Thet’s relationship with Nuon is fascinating, because there clearly exists some kind of camaraderie between the two. Thet describes his years-long relationship with Nuon in terms of a collaborative process, as they’re both working towards Thet’s goal of documenting the confessions of Khmer Rouge murderers (the extent to which Nuon would have seen their relationship in these terms is more dubious). At the beginning of the film, Thet states explicitly that he has lied to Nuon about his family, stating that his parents died in the 1980’s of causes unrelated to the Khmer Rouge regime. It is only near the end of the film, as Nuon’s indictment on charges of war crimes and crimes against humanity looms, that Thet chooses to reveal to Nuon the truth about his family. Nuon seems to be rendered almost speechless, and then he says that he’s terribly sorry for what happened to them. And then shortly thereafter, Nuon is arrested and incarcerated for his trial, and that’s the end of his interviews with Thet.
Perhaps we cannot fully understand or “explain” how events like the Cambodian genocide can happen, but we can at least describe them. And looking back on this post, I think I’ve done more describing—“Thet said this,” “Nuon said that”—than explaining. And I think I find myself at something of a loss here for what to say about the matter. Thet seems to have done so as well; near the end of the film, he says (and I’m paraphrasing): “I guess I feel bad that Nuon was taken away, even though I know I shouldn’t.” And of course I know that Nuon Chea has committed horrible atrocities. But when we seem him in this film, he’s an old man, dandling an infant grandchild or great grandchild on his knee, harming no one. I feel compassion for him despite myself (or rather, despite himself), and so does Thet, who has far more reason to hate Nuon Chea that I do.
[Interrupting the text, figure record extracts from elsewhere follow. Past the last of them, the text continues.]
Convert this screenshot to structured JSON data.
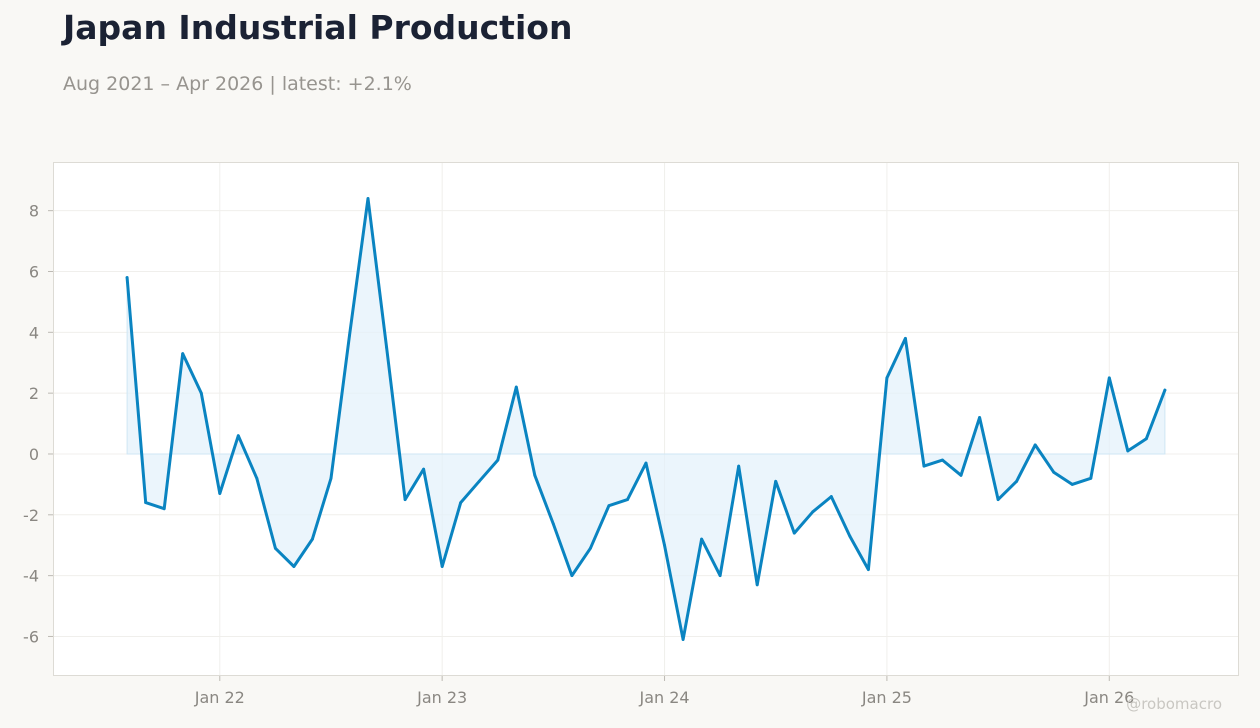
{
  "header": {
    "title": "Japan Industrial Production",
    "subtitle": "Aug 2021 – Apr 2026 | latest: +2.1%"
  },
  "watermark": "@robomacro",
  "colors": {
    "line": "#0a84c1",
    "fill": "#e2f1fb",
    "plot_background": "#ffffff",
    "plot_border": "#dddbd5",
    "grid": "#f0efec"
  },
  "chart_data": {
    "type": "area",
    "title": "Japan Industrial Production",
    "subtitle": "Aug 2021 – Apr 2026 | latest: +2.1%",
    "xlabel": "",
    "ylabel": "",
    "x_start": "2021-08",
    "x_end": "2026-04",
    "xlim": [
      "2021-04",
      "2026-08"
    ],
    "ylim": [
      -7.3,
      9.6
    ],
    "grid": true,
    "baseline": 0,
    "x_ticks": [
      {
        "date": "2022-01",
        "label": "Jan 22"
      },
      {
        "date": "2023-01",
        "label": "Jan 23"
      },
      {
        "date": "2024-01",
        "label": "Jan 24"
      },
      {
        "date": "2025-01",
        "label": "Jan 25"
      },
      {
        "date": "2026-01",
        "label": "Jan 26"
      }
    ],
    "y_ticks": [
      8,
      6,
      4,
      2,
      0,
      -2,
      -4,
      -6
    ],
    "series": [
      {
        "values": [
          {
            "date": "2021-08",
            "value": 5.8
          },
          {
            "date": "2021-09",
            "value": -1.6
          },
          {
            "date": "2021-10",
            "value": -1.8
          },
          {
            "date": "2021-11",
            "value": 3.3
          },
          {
            "date": "2021-12",
            "value": 2.0
          },
          {
            "date": "2022-01",
            "value": -1.3
          },
          {
            "date": "2022-02",
            "value": 0.6
          },
          {
            "date": "2022-03",
            "value": -0.8
          },
          {
            "date": "2022-04",
            "value": -3.1
          },
          {
            "date": "2022-05",
            "value": -3.7
          },
          {
            "date": "2022-06",
            "value": -2.8
          },
          {
            "date": "2022-07",
            "value": -0.8
          },
          {
            "date": "2022-08",
            "value": 3.9
          },
          {
            "date": "2022-09",
            "value": 8.4
          },
          {
            "date": "2022-10",
            "value": 3.5
          },
          {
            "date": "2022-11",
            "value": -1.5
          },
          {
            "date": "2022-12",
            "value": -0.5
          },
          {
            "date": "2023-01",
            "value": -3.7
          },
          {
            "date": "2023-02",
            "value": -1.6
          },
          {
            "date": "2023-03",
            "value": -0.9
          },
          {
            "date": "2023-04",
            "value": -0.2
          },
          {
            "date": "2023-05",
            "value": 2.2
          },
          {
            "date": "2023-06",
            "value": -0.7
          },
          {
            "date": "2023-07",
            "value": -2.3
          },
          {
            "date": "2023-08",
            "value": -4.0
          },
          {
            "date": "2023-09",
            "value": -3.1
          },
          {
            "date": "2023-10",
            "value": -1.7
          },
          {
            "date": "2023-11",
            "value": -1.5
          },
          {
            "date": "2023-12",
            "value": -0.3
          },
          {
            "date": "2024-01",
            "value": -3.0
          },
          {
            "date": "2024-02",
            "value": -6.1
          },
          {
            "date": "2024-03",
            "value": -2.8
          },
          {
            "date": "2024-04",
            "value": -4.0
          },
          {
            "date": "2024-05",
            "value": -0.4
          },
          {
            "date": "2024-06",
            "value": -4.3
          },
          {
            "date": "2024-07",
            "value": -0.9
          },
          {
            "date": "2024-08",
            "value": -2.6
          },
          {
            "date": "2024-09",
            "value": -1.9
          },
          {
            "date": "2024-10",
            "value": -1.4
          },
          {
            "date": "2024-11",
            "value": -2.7
          },
          {
            "date": "2024-12",
            "value": -3.8
          },
          {
            "date": "2025-01",
            "value": 2.5
          },
          {
            "date": "2025-02",
            "value": 3.8
          },
          {
            "date": "2025-03",
            "value": -0.4
          },
          {
            "date": "2025-04",
            "value": -0.2
          },
          {
            "date": "2025-05",
            "value": -0.7
          },
          {
            "date": "2025-06",
            "value": 1.2
          },
          {
            "date": "2025-07",
            "value": -1.5
          },
          {
            "date": "2025-08",
            "value": -0.9
          },
          {
            "date": "2025-09",
            "value": 0.3
          },
          {
            "date": "2025-10",
            "value": -0.6
          },
          {
            "date": "2025-11",
            "value": -1.0
          },
          {
            "date": "2025-12",
            "value": -0.8
          },
          {
            "date": "2026-01",
            "value": 2.5
          },
          {
            "date": "2026-02",
            "value": 0.1
          },
          {
            "date": "2026-03",
            "value": 0.5
          },
          {
            "date": "2026-04",
            "value": 2.1
          }
        ]
      }
    ]
  }
}
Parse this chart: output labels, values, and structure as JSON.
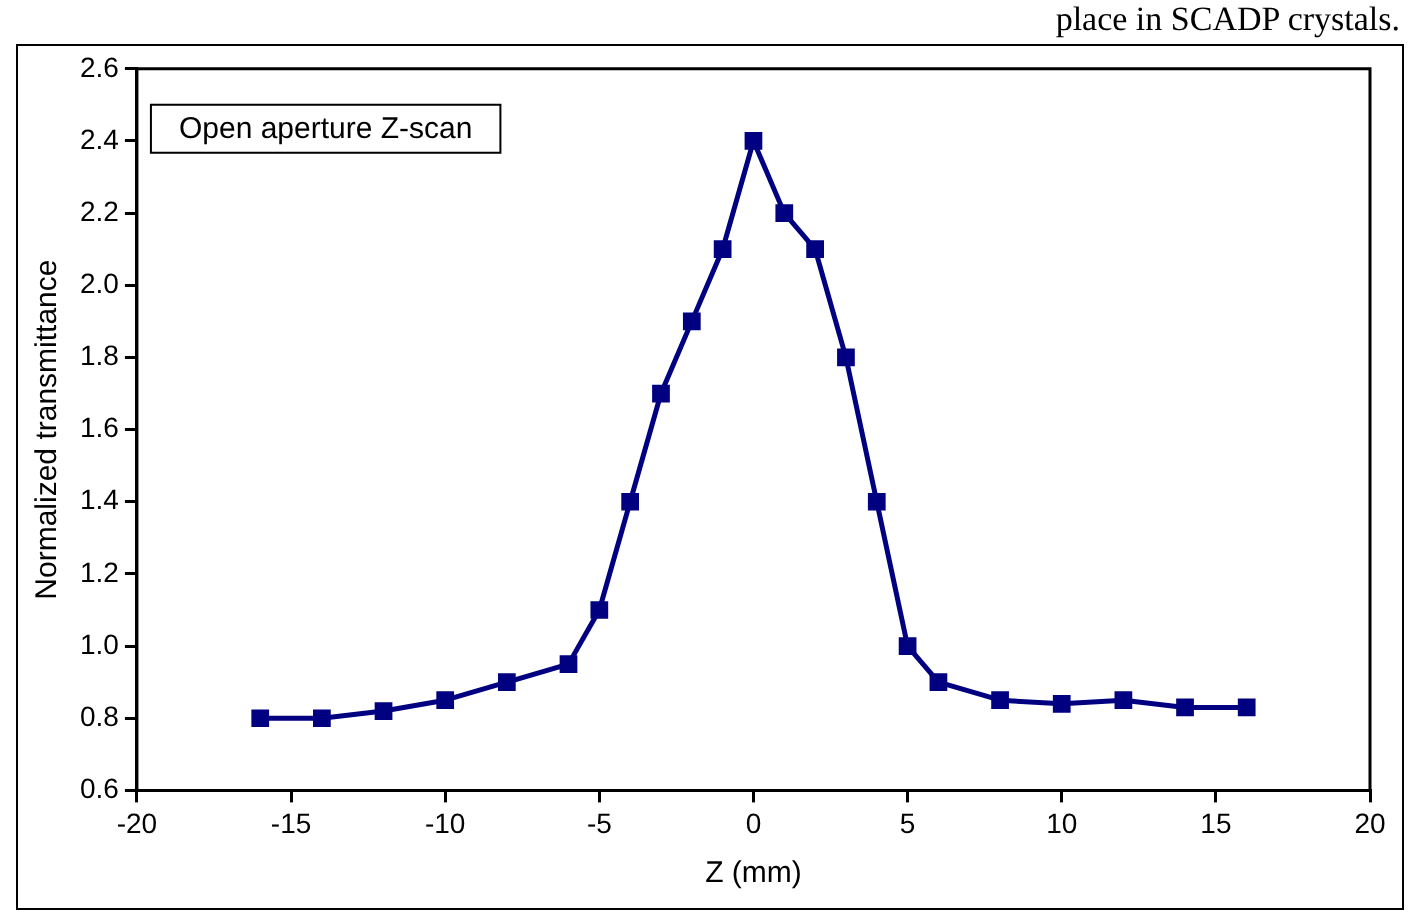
{
  "chart_data": {
    "type": "line",
    "xlabel": "Z (mm)",
    "ylabel": "Normalized transmittance",
    "annotations": [
      "Open aperture Z-scan",
      "place in SCADP crystals."
    ],
    "x": [
      -16,
      -14,
      -12,
      -10,
      -8,
      -6,
      -5,
      -4,
      -3,
      -2,
      -1,
      0,
      1,
      2,
      3,
      4,
      5,
      6,
      8,
      10,
      12,
      14,
      16
    ],
    "series": [
      {
        "color": "#000080",
        "values": [
          0.8,
          0.8,
          0.82,
          0.85,
          0.9,
          0.95,
          1.1,
          1.4,
          1.7,
          1.9,
          2.1,
          2.4,
          2.2,
          2.1,
          1.8,
          1.4,
          1.0,
          0.9,
          0.85,
          0.84,
          0.85,
          0.83,
          0.83
        ]
      }
    ],
    "xlim": [
      -20,
      20
    ],
    "xticks": [
      -20,
      -15,
      -10,
      -5,
      0,
      5,
      10,
      15,
      20
    ],
    "ylim": [
      0.6,
      2.6
    ],
    "yticks": [
      0.6,
      0.8,
      {
        "value": 1.0,
        "label": "1.0"
      },
      1.2,
      1.4,
      1.6,
      1.8,
      {
        "value": 2.0,
        "label": "2.0"
      },
      2.2,
      2.4,
      2.6
    ],
    "grid": false,
    "legend": false,
    "marker": "square",
    "line_style": "solid"
  }
}
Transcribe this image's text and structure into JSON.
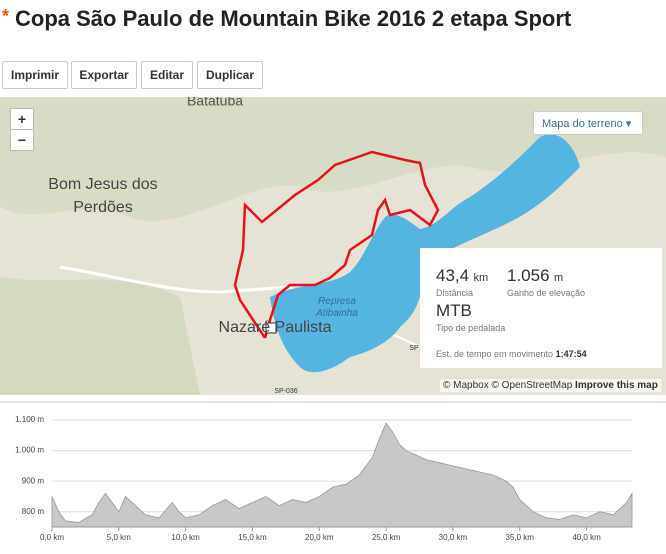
{
  "header": {
    "star": "*",
    "title": "Copa São Paulo de Mountain Bike 2016 2 etapa Sport"
  },
  "buttons": [
    "Imprimir",
    "Exportar",
    "Editar",
    "Duplicar"
  ],
  "map": {
    "zoom_in": "+",
    "zoom_out": "−",
    "layer_button": "Mapa do terreno",
    "places": [
      "Batatuba",
      "Bom Jesus dos",
      "Perdões",
      "Nazaré Paulista",
      "Represa",
      "Atibainha",
      "SP-036",
      "SP"
    ],
    "attribution": [
      "© Mapbox",
      "© OpenStreetMap",
      "Improve this map"
    ]
  },
  "stats": {
    "distance": "43,4",
    "distance_unit": "km",
    "distance_label": "Distância",
    "elevation": "1.056",
    "elevation_unit": "m",
    "elevation_label": "Ganho de elevação",
    "ride_type": "MTB",
    "ride_type_label": "Tipo de pedalada",
    "moving_time_label": "Est. de tempo em movimento",
    "moving_time": "1:47:54"
  },
  "chart_data": {
    "type": "area",
    "color": "#c8c8c8",
    "x": [
      0,
      0.5,
      1,
      2,
      3,
      3.5,
      4,
      4.5,
      5,
      5.5,
      6,
      7,
      8,
      9,
      9.5,
      10,
      11,
      12,
      13,
      14,
      15,
      16,
      17,
      18,
      19,
      20,
      21,
      22,
      23,
      24,
      24.5,
      25,
      25.5,
      26,
      26.5,
      27,
      28,
      29,
      30,
      31,
      32,
      33,
      34,
      34.5,
      35,
      36,
      37,
      38,
      39,
      40,
      41,
      42,
      43,
      43.4
    ],
    "values": [
      850,
      800,
      770,
      765,
      790,
      830,
      860,
      830,
      800,
      850,
      830,
      790,
      780,
      830,
      800,
      780,
      790,
      820,
      840,
      810,
      830,
      850,
      820,
      840,
      830,
      850,
      880,
      890,
      920,
      980,
      1040,
      1090,
      1060,
      1020,
      1000,
      990,
      970,
      960,
      950,
      940,
      930,
      920,
      900,
      880,
      840,
      800,
      780,
      775,
      790,
      780,
      800,
      790,
      830,
      860
    ],
    "xlim": [
      0,
      43.4
    ],
    "ylim": [
      750,
      1100
    ],
    "yticks": [
      {
        "value": 800,
        "label": "800 m"
      },
      {
        "value": 900,
        "label": "900 m"
      },
      {
        "value": 1000,
        "label": "1.000 m"
      },
      {
        "value": 1100,
        "label": "1.100 m"
      }
    ],
    "xticks": [
      {
        "value": 0,
        "label": "0,0 km"
      },
      {
        "value": 5,
        "label": "5,0 km"
      },
      {
        "value": 10,
        "label": "10,0 km"
      },
      {
        "value": 15,
        "label": "15,0 km"
      },
      {
        "value": 20,
        "label": "20,0 km"
      },
      {
        "value": 25,
        "label": "25,0 km"
      },
      {
        "value": 30,
        "label": "30,0 km"
      },
      {
        "value": 35,
        "label": "35,0 km"
      },
      {
        "value": 40,
        "label": "40,0 km"
      }
    ],
    "grid": true
  }
}
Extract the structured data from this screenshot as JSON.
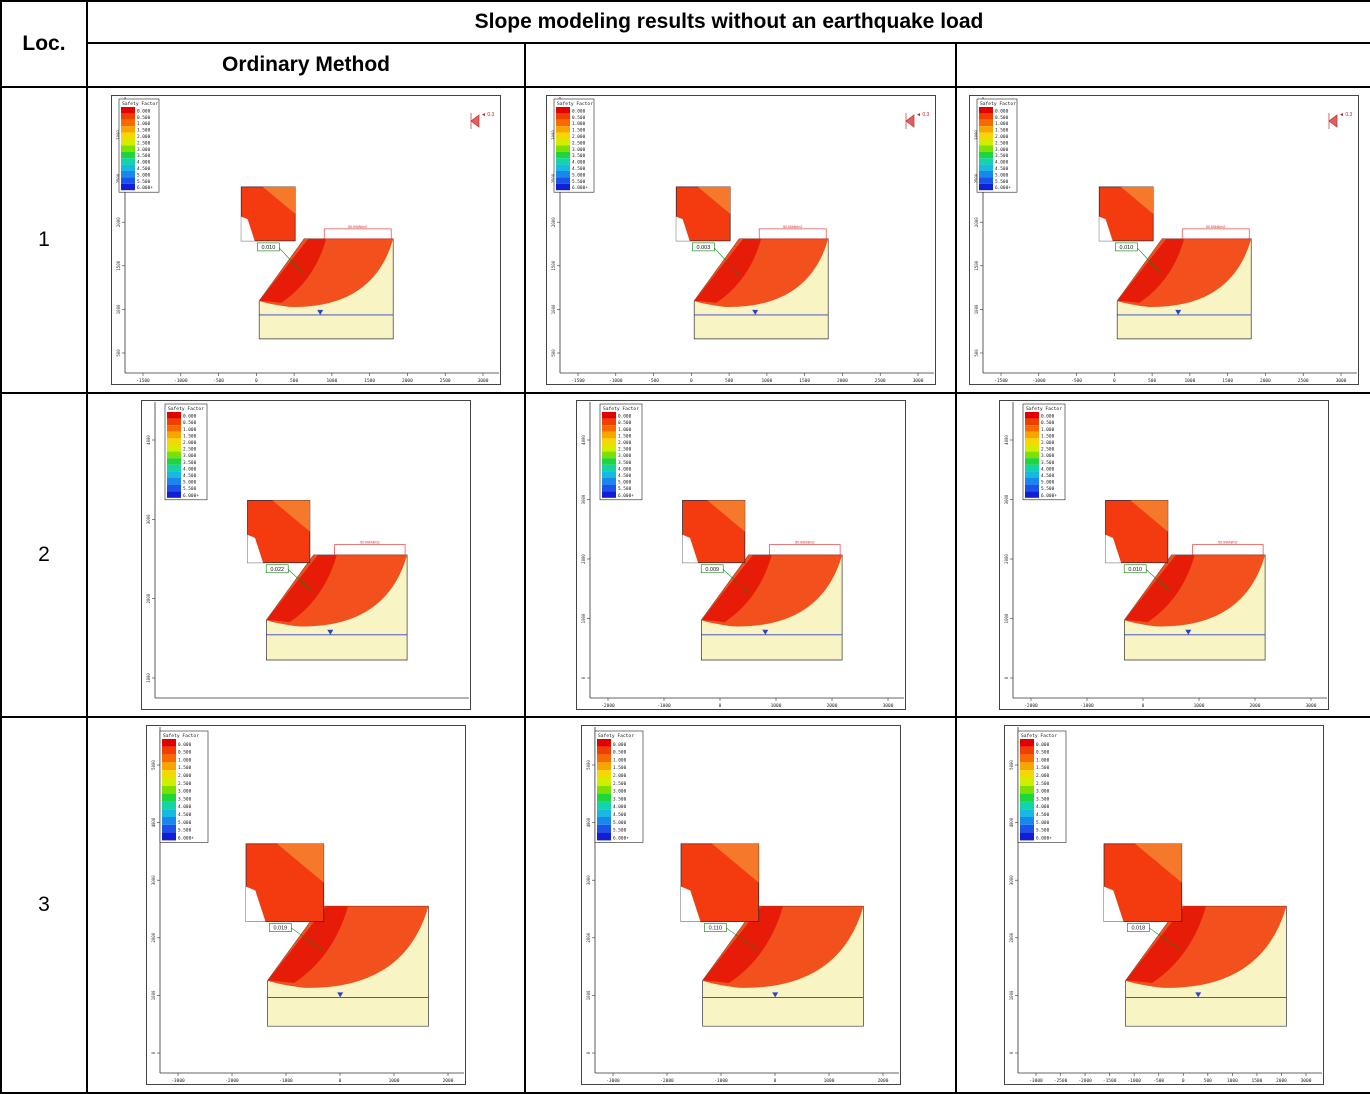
{
  "table": {
    "corner_label": "Loc.",
    "main_title": "Slope modeling results without an earthquake load",
    "method_headers": [
      "Ordinary Method",
      "",
      ""
    ]
  },
  "legend": {
    "title": "Safety Factor",
    "entries": [
      "0.000",
      "0.500",
      "1.000",
      "1.500",
      "2.000",
      "2.500",
      "3.000",
      "3.500",
      "4.000",
      "4.500",
      "5.000",
      "5.500",
      "6.000+"
    ],
    "colors": [
      "#e30000",
      "#f04000",
      "#f86a00",
      "#f9a500",
      "#f5d800",
      "#d2ee00",
      "#7ee000",
      "#1ed53a",
      "#13d3a8",
      "#18b8e0",
      "#1888ee",
      "#1b52e8",
      "#0f1fd6"
    ]
  },
  "fill_colors": {
    "slope": "#f9f4c4",
    "box": "#f43b10",
    "surface": "#f06020",
    "water": "#3040c8"
  },
  "rows": [
    {
      "loc": "1",
      "plots": [
        {
          "fs": "0.010",
          "load": "50.00kN/m2",
          "xticks": [
            "-1500",
            "-1000",
            "-500",
            "0",
            "500",
            "1000",
            "1500",
            "2000",
            "2500",
            "3000"
          ],
          "yticks": [
            "3000",
            "2500",
            "2000",
            "1500",
            "1000",
            "500"
          ],
          "eq": "0.3"
        },
        {
          "fs": "0.003",
          "load": "50.00kN/m2",
          "xticks": [
            "-1500",
            "-1000",
            "-500",
            "0",
            "500",
            "1000",
            "1500",
            "2000",
            "2500",
            "3000"
          ],
          "yticks": [
            "3000",
            "2500",
            "2000",
            "1500",
            "1000",
            "500"
          ],
          "eq": "0.3"
        },
        {
          "fs": "0.010",
          "load": "50.00kN/m2",
          "xticks": [
            "-1500",
            "-1000",
            "-500",
            "0",
            "500",
            "1000",
            "1500",
            "2000",
            "2500",
            "3000"
          ],
          "yticks": [
            "3000",
            "2500",
            "2000",
            "1500",
            "1000",
            "500"
          ],
          "eq": "0.3"
        }
      ]
    },
    {
      "loc": "2",
      "plots": [
        {
          "fs": "0.022",
          "load": "50.00kN/m2",
          "xticks": [],
          "yticks": [
            "4000",
            "3000",
            "2000",
            "1000"
          ],
          "eq": ""
        },
        {
          "fs": "0.009",
          "load": "50.00kN/m2",
          "xticks": [
            "-2000",
            "-1000",
            "0",
            "1000",
            "2000",
            "3000"
          ],
          "yticks": [
            "4000",
            "3000",
            "2000",
            "1000",
            "0"
          ],
          "eq": ""
        },
        {
          "fs": "0.010",
          "load": "50.00kN/m2",
          "xticks": [
            "-2000",
            "-1000",
            "0",
            "1000",
            "2000",
            "3000"
          ],
          "yticks": [
            "4000",
            "3000",
            "2000",
            "1000",
            "0"
          ],
          "eq": ""
        }
      ]
    },
    {
      "loc": "3",
      "plots": [
        {
          "fs": "0.019",
          "load": "",
          "xticks": [
            "-3000",
            "-2000",
            "-1000",
            "0",
            "1000",
            "2000"
          ],
          "yticks": [
            "5000",
            "4000",
            "3000",
            "2000",
            "1000",
            "0"
          ],
          "eq": ""
        },
        {
          "fs": "0.110",
          "load": "",
          "xticks": [
            "-3000",
            "-2000",
            "-1000",
            "0",
            "1000",
            "2000"
          ],
          "yticks": [
            "5000",
            "4000",
            "3000",
            "2000",
            "1000",
            "0"
          ],
          "eq": ""
        },
        {
          "fs": "0.018",
          "load": "",
          "xticks": [
            "-3000",
            "-2500",
            "-2000",
            "-1500",
            "-1000",
            "-500",
            "0",
            "500",
            "1000",
            "1500",
            "2000",
            "3000"
          ],
          "yticks": [
            "5000",
            "4000",
            "3000",
            "2000",
            "1000",
            "0"
          ],
          "eq": ""
        }
      ]
    }
  ]
}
I am reminded of a line by William T. Vollmann, in his essay detailing his liberation of a child prostitute in Thailand. He goes to see the girl’s father, who literally sold her into sex slavery, to essentially “buy” her away from him, thusly securing her freedom. And he goes into it ready to hate and revile the father, and its starts out that way, but he concludes by saying, “He didn’t seem like a bad person. Most people aren’t.” Nuon Chea doesn’t seem like a bad person either; but I know that he is.
It is difficult, in forming moral judgments, to deal with the fact that nobody is evil all the time. The man who once committed murder must later sit down and eat breakfast. In describing Adolf Eichmann, Hannah Arendt coined the phrase “the banality of evil,” which has become such a cliché that it has almost been entirely drained of meaning. But what I think she’s trying to convey by it is that very few people who do bad things are spectacular monsters. They’re just normal people who have it in them to commit the most atrocious and unforgivable crimes.
At present, I have nothing else to say on the matter, other than to note that Nuon Chea and several other high-ranking Khmer Rouge figures are currently on trial in Phnom Penh. All of them are in their eighties. It is hoped that they will live long enough to receive a verdict (rather than trying all the charges at once, eat charge will get its own trial, the idea being to make sure that they live long enough to be convicted of something; I suspect the examples of Milosevic and Pinochet, both of whom died during their trials, have not been lost on the Cambodian prosecutors.) Anyway, I don’t doubt that Khmer Rouge leaders on trial deserve to be there.